Nai Dunia is vocal on the fact that the data released in August 2006 has caused the publication grave damage. A Nai Dunia spokesperson asked, “How can there be an error margin as high as 45 per cent? Sampling errors or reporting errors cannot be that high in any study. And who will compensate us for the business loss in revenues for the last three months? Other publications have gone to town condemning us on loss of readership when this was totally untrue.”
“We have spent some serious amount of money countering their campaign. Who will pay us for that? More importantly, what will the customers think? Will the advertising fraternity believe this? Perhaps the worst is that if you look at the Indore numbers, the anomalies continue to persist,” the spokesperson further said.
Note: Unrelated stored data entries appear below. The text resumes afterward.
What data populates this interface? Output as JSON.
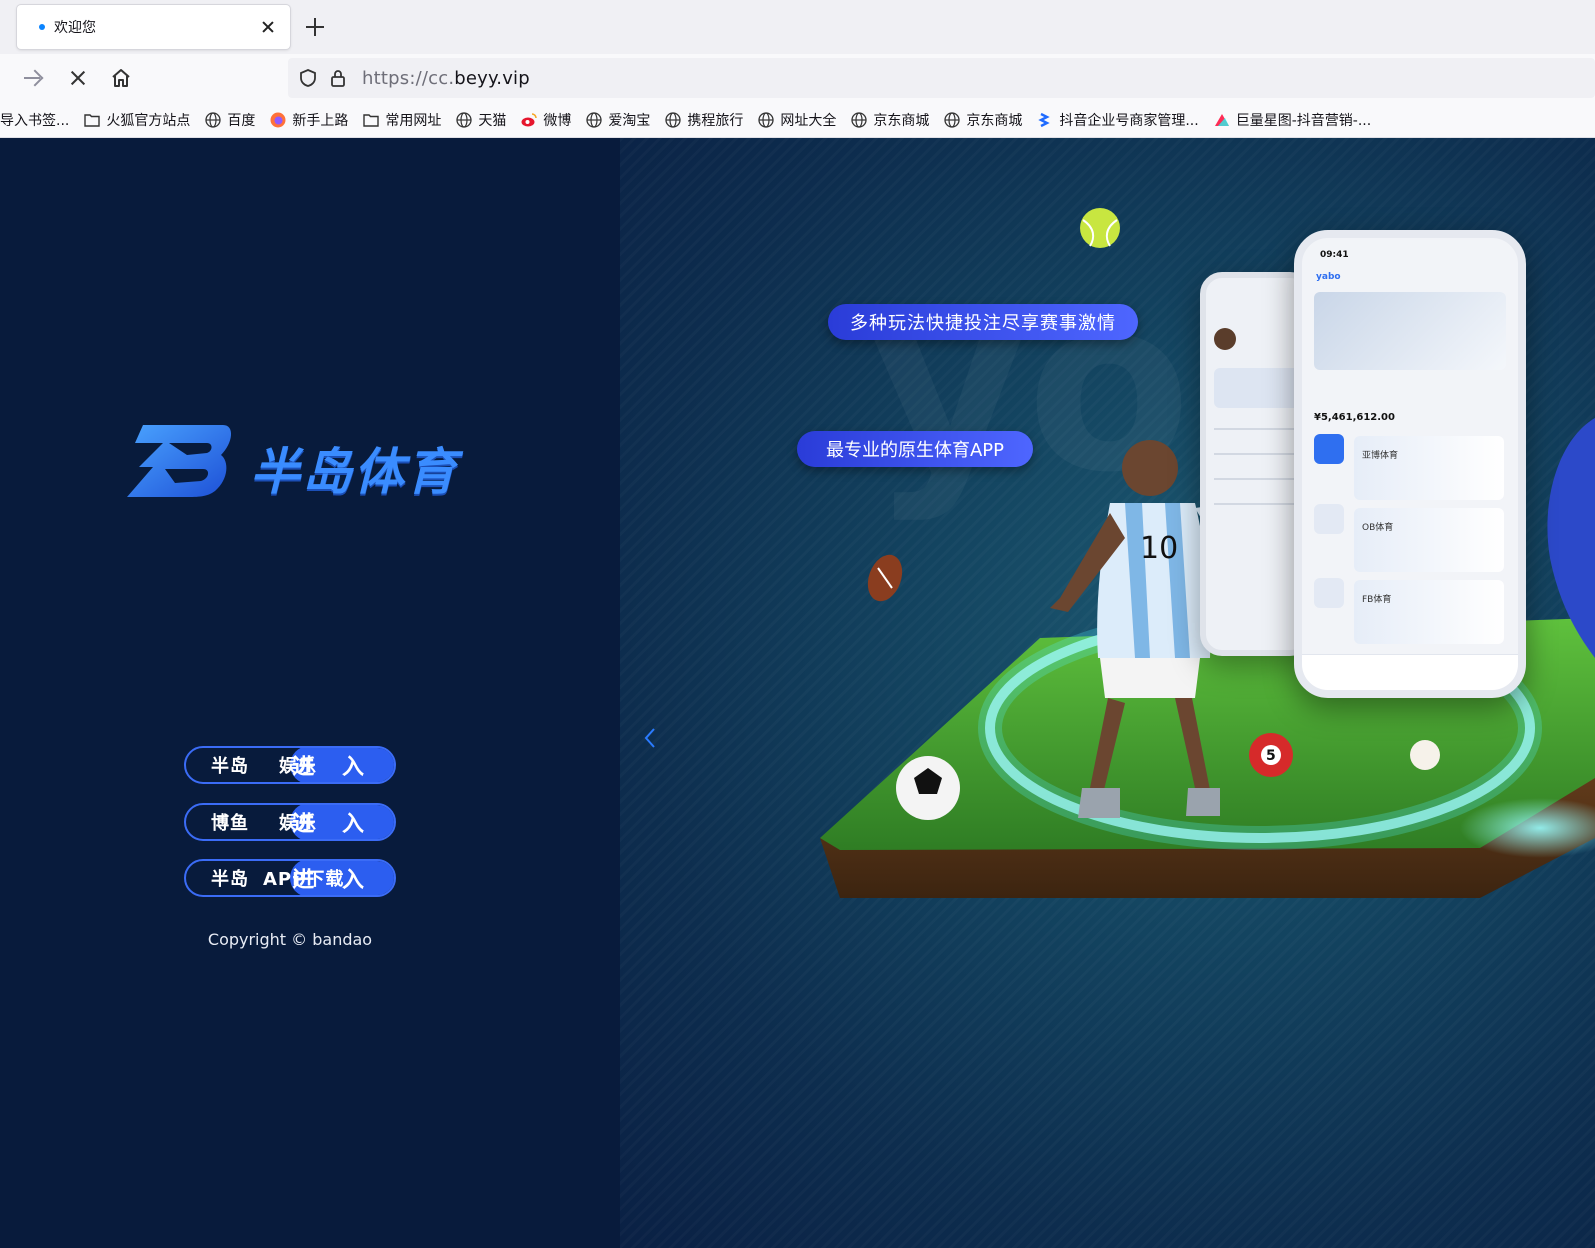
{
  "browser": {
    "tab_title": "欢迎您",
    "url_scheme": "https://cc.",
    "url_domain": "beyy.vip",
    "bookmarks": [
      {
        "label": "导入书签...",
        "icon": "none"
      },
      {
        "label": "火狐官方站点",
        "icon": "folder-icon"
      },
      {
        "label": "百度",
        "icon": "globe-icon"
      },
      {
        "label": "新手上路",
        "icon": "firefox-icon"
      },
      {
        "label": "常用网址",
        "icon": "folder-icon"
      },
      {
        "label": "天猫",
        "icon": "globe-icon"
      },
      {
        "label": "微博",
        "icon": "weibo-icon"
      },
      {
        "label": "爱淘宝",
        "icon": "globe-icon"
      },
      {
        "label": "携程旅行",
        "icon": "globe-icon"
      },
      {
        "label": "网址大全",
        "icon": "globe-icon"
      },
      {
        "label": "京东商城",
        "icon": "globe-icon"
      },
      {
        "label": "京东商城",
        "icon": "globe-icon"
      },
      {
        "label": "抖音企业号商家管理...",
        "icon": "douyin-icon"
      },
      {
        "label": "巨量星图-抖音营销-...",
        "icon": "xingtu-icon"
      }
    ]
  },
  "page": {
    "brand_name": "半岛体育",
    "buttons": [
      {
        "label": "半岛",
        "sub": "娱乐",
        "action": "进 入"
      },
      {
        "label": "博鱼",
        "sub": "娱乐",
        "action": "进 入"
      },
      {
        "label": "半岛",
        "sub": "APP下载",
        "action": "进 入"
      }
    ],
    "copyright": "Copyright © bandao",
    "banner_top": "多种玩法快捷投注尽享赛事激情",
    "banner_bottom": "最专业的原生体育APP",
    "phone": {
      "time": "09:41",
      "brand": "yabo",
      "balance": "¥5,461,612.00",
      "cards": [
        "亚博体育",
        "OB体育",
        "FB体育"
      ]
    }
  },
  "colors": {
    "left_bg": "#081b3c",
    "accent": "#2c5ef0",
    "banner": "#3b4ef0"
  }
}
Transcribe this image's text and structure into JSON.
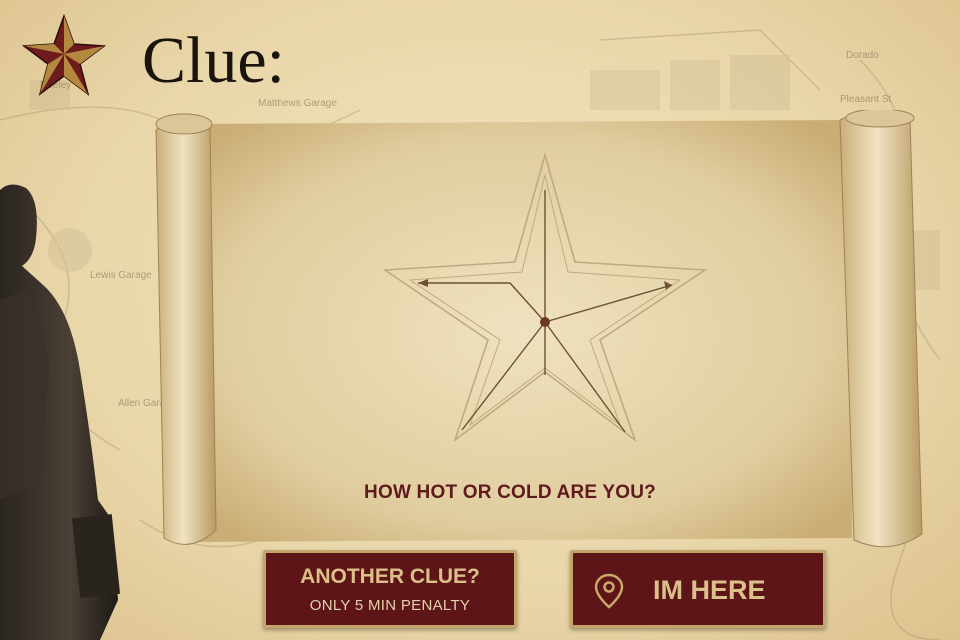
{
  "header": {
    "title": "Clue:"
  },
  "map": {
    "street_labels": [
      "Matthews Garage",
      "Lewis Garage",
      "Allen Garage",
      "Neeley",
      "Dorado",
      "Pleasant St"
    ]
  },
  "scroll": {
    "clue_text": "HOW HOT OR COLD ARE YOU?"
  },
  "buttons": {
    "another_clue_label": "ANOTHER CLUE?",
    "another_clue_sub": "ONLY 5 MIN PENALTY",
    "im_here_label": "IM HERE"
  },
  "icons": {
    "title_star": "texas-star-icon",
    "pin": "location-pin-icon"
  },
  "colors": {
    "button_bg": "#5d1518",
    "button_border": "#c3a46c",
    "button_text": "#dcc08a",
    "clue_text": "#5e1a1c"
  }
}
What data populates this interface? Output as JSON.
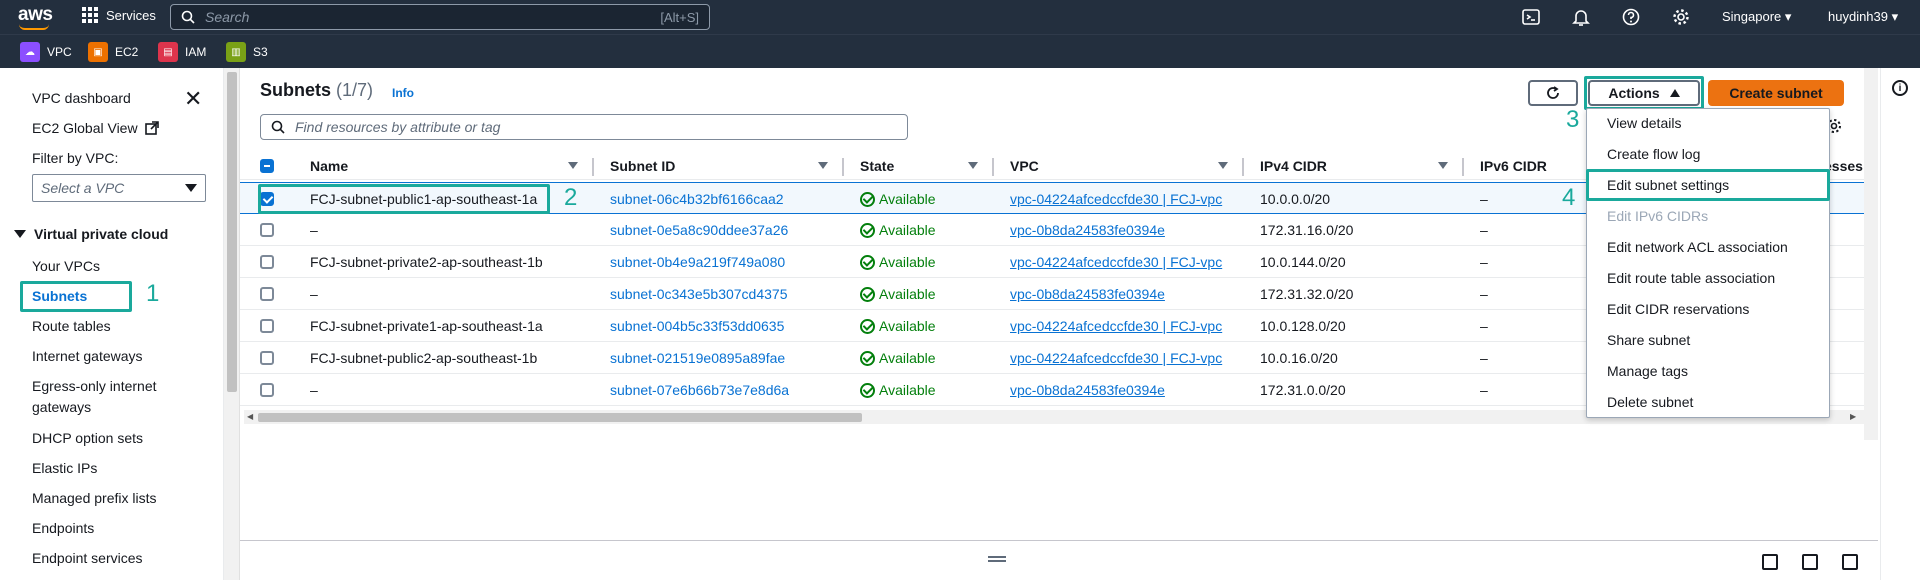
{
  "topbar": {
    "logo": "aws",
    "services": "Services",
    "search_placeholder": "Search",
    "search_shortcut": "[Alt+S]",
    "region": "Singapore ▾",
    "user": "huydinh39 ▾",
    "icons": [
      "cloudshell-icon",
      "bell-icon",
      "help-icon",
      "gear-icon"
    ]
  },
  "favorites": [
    {
      "label": "VPC",
      "color": "#8c4fff"
    },
    {
      "label": "EC2",
      "color": "#ed7100"
    },
    {
      "label": "IAM",
      "color": "#dd344c"
    },
    {
      "label": "S3",
      "color": "#7aa116"
    }
  ],
  "sidebar": {
    "dashboard": "VPC dashboard",
    "ec2_global": "EC2 Global View",
    "filter_label": "Filter by VPC:",
    "filter_placeholder": "Select a VPC",
    "section": "Virtual private cloud",
    "items": [
      "Your VPCs",
      "Subnets",
      "Route tables",
      "Internet gateways",
      "Egress-only internet",
      "gateways",
      "DHCP option sets",
      "Elastic IPs",
      "Managed prefix lists",
      "Endpoints",
      "Endpoint services"
    ]
  },
  "annotations": {
    "s1": "1",
    "s2": "2",
    "s3": "3",
    "s4": "4",
    "color": "#1aa99c"
  },
  "panel": {
    "title": "Subnets",
    "count": "(1/7)",
    "info": "Info",
    "actions": "Actions",
    "create": "Create subnet",
    "find_placeholder": "Find resources by attribute or tag"
  },
  "table": {
    "columns": [
      "Name",
      "Subnet ID",
      "State",
      "VPC",
      "IPv4 CIDR",
      "IPv6 CIDR",
      "esses"
    ],
    "rows": [
      {
        "name": "FCJ-subnet-public1-ap-southeast-1a",
        "id": "subnet-06c4b32bf6166caa2",
        "state": "Available",
        "vpc": "vpc-04224afcedccfde30 | FCJ-vpc",
        "cidr": "10.0.0.0/20",
        "ipv6": "–"
      },
      {
        "name": "–",
        "id": "subnet-0e5a8c90ddee37a26",
        "state": "Available",
        "vpc": "vpc-0b8da24583fe0394e",
        "cidr": "172.31.16.0/20",
        "ipv6": "–"
      },
      {
        "name": "FCJ-subnet-private2-ap-southeast-1b",
        "id": "subnet-0b4e9a219f749a080",
        "state": "Available",
        "vpc": "vpc-04224afcedccfde30 | FCJ-vpc",
        "cidr": "10.0.144.0/20",
        "ipv6": "–"
      },
      {
        "name": "–",
        "id": "subnet-0c343e5b307cd4375",
        "state": "Available",
        "vpc": "vpc-0b8da24583fe0394e",
        "cidr": "172.31.32.0/20",
        "ipv6": "–"
      },
      {
        "name": "FCJ-subnet-private1-ap-southeast-1a",
        "id": "subnet-004b5c33f53dd0635",
        "state": "Available",
        "vpc": "vpc-04224afcedccfde30 | FCJ-vpc",
        "cidr": "10.0.128.0/20",
        "ipv6": "–"
      },
      {
        "name": "FCJ-subnet-public2-ap-southeast-1b",
        "id": "subnet-021519e0895a89fae",
        "state": "Available",
        "vpc": "vpc-04224afcedccfde30 | FCJ-vpc",
        "cidr": "10.0.16.0/20",
        "ipv6": "–"
      },
      {
        "name": "–",
        "id": "subnet-07e6b66b73e7e8d6a",
        "state": "Available",
        "vpc": "vpc-0b8da24583fe0394e",
        "cidr": "172.31.0.0/20",
        "ipv6": "–"
      }
    ]
  },
  "menu": {
    "items": [
      "View details",
      "Create flow log",
      "Edit subnet settings",
      "Edit IPv6 CIDRs",
      "Edit network ACL association",
      "Edit route table association",
      "Edit CIDR reservations",
      "Share subnet",
      "Manage tags",
      "Delete subnet"
    ]
  }
}
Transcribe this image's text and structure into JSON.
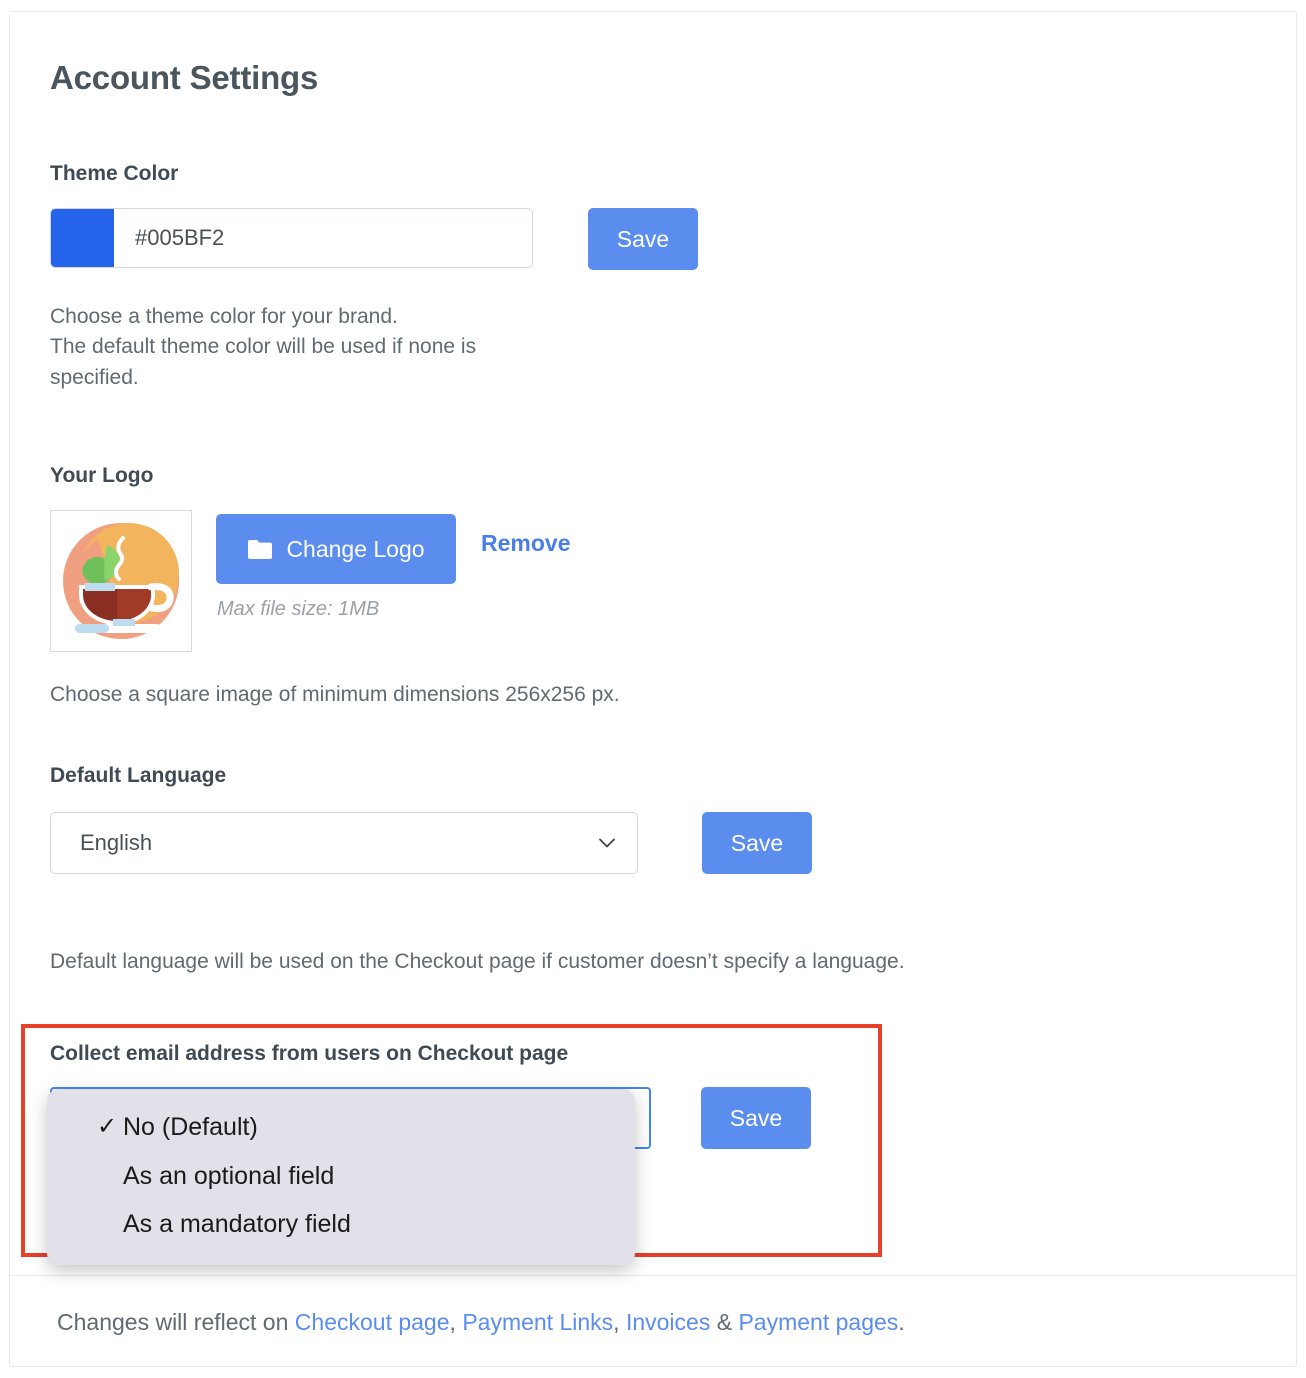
{
  "page": {
    "title": "Account Settings"
  },
  "theme_color": {
    "label": "Theme Color",
    "value": "#005BF2",
    "swatch_color": "#2563eb",
    "save_label": "Save",
    "helper_line1": "Choose a theme color for your brand.",
    "helper_line2": "The default theme color will be used if none is",
    "helper_line3": "specified."
  },
  "logo": {
    "label": "Your Logo",
    "change_label": "Change Logo",
    "remove_label": "Remove",
    "max_file_size": "Max file size: 1MB",
    "helper": "Choose a square image of minimum dimensions 256x256 px.",
    "icon_name": "coffee-cup-logo"
  },
  "language": {
    "label": "Default Language",
    "selected": "English",
    "save_label": "Save",
    "helper": "Default language will be used on the Checkout page if customer doesn’t specify a language."
  },
  "collect_email": {
    "label": "Collect email address from users on Checkout page",
    "save_label": "Save",
    "selected": "No (Default)",
    "options": [
      {
        "label": "No (Default)",
        "checked": true
      },
      {
        "label": "As an optional field",
        "checked": false
      },
      {
        "label": "As a mandatory field",
        "checked": false
      }
    ],
    "highlight_color": "#e8402a"
  },
  "footer": {
    "prefix": "Changes will reflect on ",
    "link1": "Checkout page",
    "sep1": ", ",
    "link2": "Payment Links",
    "sep2": ", ",
    "link3": "Invoices",
    "sep3": " & ",
    "link4": "Payment pages",
    "suffix": "."
  },
  "colors": {
    "accent_blue": "#5b8def",
    "link_blue": "#4a7fe8",
    "focus_blue": "#4285f4",
    "text_dark": "#3f4a54",
    "text_muted": "#5f6a72"
  }
}
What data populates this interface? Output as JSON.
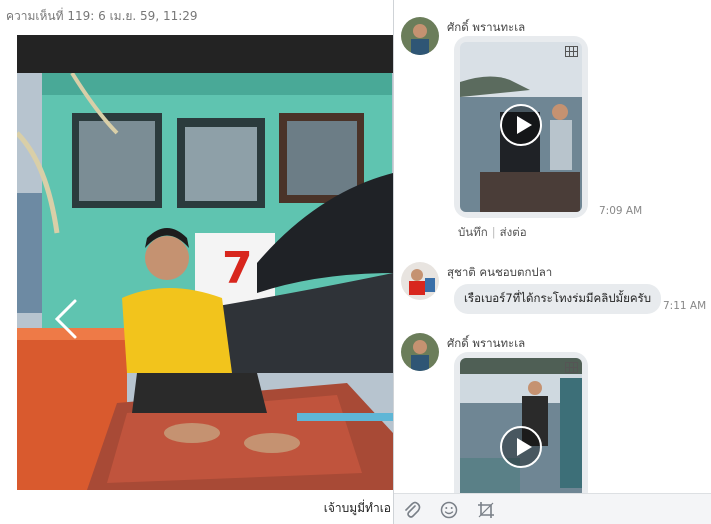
{
  "photo_view": {
    "comment_meta": "ความเห็นที่ 119: 6 เม.ย. 59, 11:29",
    "caption": "เจ้าบมูมี่ทำเอ",
    "prev_icon": "chevron-left-icon",
    "boat_sign": "7",
    "colors": {
      "hull": "#5fc4b0",
      "shirt": "#f2c41c",
      "deck": "#c0543d"
    }
  },
  "chat": {
    "messages": [
      {
        "sender": "ศักดิ์ พรานทะเล",
        "type": "video",
        "time": "7:09 AM",
        "actions": [
          "บันทึก",
          "ส่งต่อ"
        ]
      },
      {
        "sender": "สุชาติ คนชอบตกปลา",
        "type": "text",
        "text": "เรือเบอร์7ที่ได้กระโทงร่มมีคลิปมั้ยครับ",
        "time": "7:11 AM"
      },
      {
        "sender": "ศักดิ์ พรานทะเล",
        "type": "video"
      }
    ],
    "input_bar": {
      "icons": [
        "paperclip-icon",
        "smiley-icon",
        "crop-icon"
      ]
    },
    "colors": {
      "bubble": "#e8ebee"
    }
  }
}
Throwing further light on this, the spokesperson added, “The total circulation of Nai Dunia (not ABC) is 224,000. Going by the revised number of NRS 2006, I should be having a reader per copy number of close to 5 (it is 4.9 to be precise). In Indore city alone I have a circulation of 80,000 copies. With a RPC of 4.9 I should be having a readership base of close to 4 lakh. Here it is showing only 160,000. There is something seriously wrong here. The data is inconsistent and is causing us serious hardship.”
Some of the other changes include Rajasthan Patrika, which has increased from 9,391,000 to 9,505,000. But Amar Ujala seems to have dropped from 10,847,000 to 10,662,000 in the revised figures closing its gap with Hindustan, which has increased from 10,437,000 to 10,529,000 in the revised data. The Times of India, too, shows an increase and is at 7,576,000 from 7,502,000, while Hindustan Times has increased from 3,857,000 to 3,929,000.
Publications like The Hindu and Mathrubhumi, have registered drops in the revised data.